Anurag Dhingra, senior vice president and general manager of Cisco's enterprise connectivity and collaboration division, pointed to secure connectivity and collaboration tools as requirements for workplaces in the AI era. He said, "A future-ready workplace needs both secured connectivity and effective collaboration tools," adding, "Video conferencing and collaboration tools like Webex and network management capabilities must evolve together."

Dhingra also expects AI agents to play a larger role in network operations. He explained, "In Cisco Cloud Control, operators will take on the role of supervising the work agents perform," and "When an agent proposes an optimization, operators can review the network brief, root-cause analysis, and risk score to decide on actions."

Digital Twin was also mentioned as a key tool for AI network operations.
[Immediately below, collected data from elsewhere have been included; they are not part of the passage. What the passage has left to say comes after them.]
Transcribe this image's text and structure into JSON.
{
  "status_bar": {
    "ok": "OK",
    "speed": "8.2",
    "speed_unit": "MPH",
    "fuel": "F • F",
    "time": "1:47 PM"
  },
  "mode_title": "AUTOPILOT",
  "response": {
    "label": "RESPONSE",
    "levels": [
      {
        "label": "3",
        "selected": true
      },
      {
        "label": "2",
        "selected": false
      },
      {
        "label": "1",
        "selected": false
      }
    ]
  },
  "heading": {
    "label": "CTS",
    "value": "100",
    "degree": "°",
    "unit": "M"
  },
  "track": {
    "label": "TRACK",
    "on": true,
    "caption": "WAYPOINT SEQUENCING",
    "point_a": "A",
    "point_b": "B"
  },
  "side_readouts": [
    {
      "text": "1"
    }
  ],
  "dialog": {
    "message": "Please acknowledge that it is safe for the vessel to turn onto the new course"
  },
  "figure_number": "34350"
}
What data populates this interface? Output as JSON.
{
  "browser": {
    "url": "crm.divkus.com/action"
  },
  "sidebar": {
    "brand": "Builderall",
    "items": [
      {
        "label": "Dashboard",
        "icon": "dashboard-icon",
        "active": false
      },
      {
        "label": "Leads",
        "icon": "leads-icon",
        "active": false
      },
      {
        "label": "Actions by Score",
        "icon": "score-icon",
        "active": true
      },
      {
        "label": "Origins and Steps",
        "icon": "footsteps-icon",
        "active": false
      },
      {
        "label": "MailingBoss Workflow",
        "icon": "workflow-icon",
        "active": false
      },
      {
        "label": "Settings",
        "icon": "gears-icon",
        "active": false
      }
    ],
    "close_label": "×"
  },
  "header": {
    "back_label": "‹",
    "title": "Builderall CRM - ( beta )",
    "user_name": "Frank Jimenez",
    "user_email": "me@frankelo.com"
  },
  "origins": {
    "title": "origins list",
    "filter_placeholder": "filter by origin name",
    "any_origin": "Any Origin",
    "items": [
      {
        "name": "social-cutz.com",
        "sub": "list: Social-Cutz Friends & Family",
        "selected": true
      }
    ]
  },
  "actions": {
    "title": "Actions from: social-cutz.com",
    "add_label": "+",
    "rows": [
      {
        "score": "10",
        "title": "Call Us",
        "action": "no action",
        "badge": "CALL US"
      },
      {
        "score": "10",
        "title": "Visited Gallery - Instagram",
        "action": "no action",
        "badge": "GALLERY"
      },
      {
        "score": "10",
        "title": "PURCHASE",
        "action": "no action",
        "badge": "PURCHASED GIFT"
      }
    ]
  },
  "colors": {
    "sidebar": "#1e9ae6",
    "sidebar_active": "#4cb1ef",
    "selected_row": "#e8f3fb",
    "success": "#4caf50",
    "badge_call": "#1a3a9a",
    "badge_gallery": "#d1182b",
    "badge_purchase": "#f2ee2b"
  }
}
Dhingra said, "You can identically implement networking gear such as routers and access points in a virtual environment to test," adding, "Before applying an agent's proposed action to the actual network, you can validate its impact in a digital environment."

A network strategy to connect multicloud environments was also presented. Dhingra said, "Corporations' applications are being built across multiple environments such as AWS, Google Cloud, Microsoft Azure, data lakes, and Active Directory," adding, "Consolidating and managing all these clouds is not easy."

To support this, Cisco plans to offer a "Multicloud Fabric" (a common fabric that consolidates, manages, and protects dispersed infrastructure as if it were a single network) that can run directly from Cisco Cloud Control. As AI agents move to the forefront of corporate work and infrastructure operations, networks are being redefined not as mere connectivity but as foundational infrastructure for the AI era that spans security, data, collaboration, and operations automation.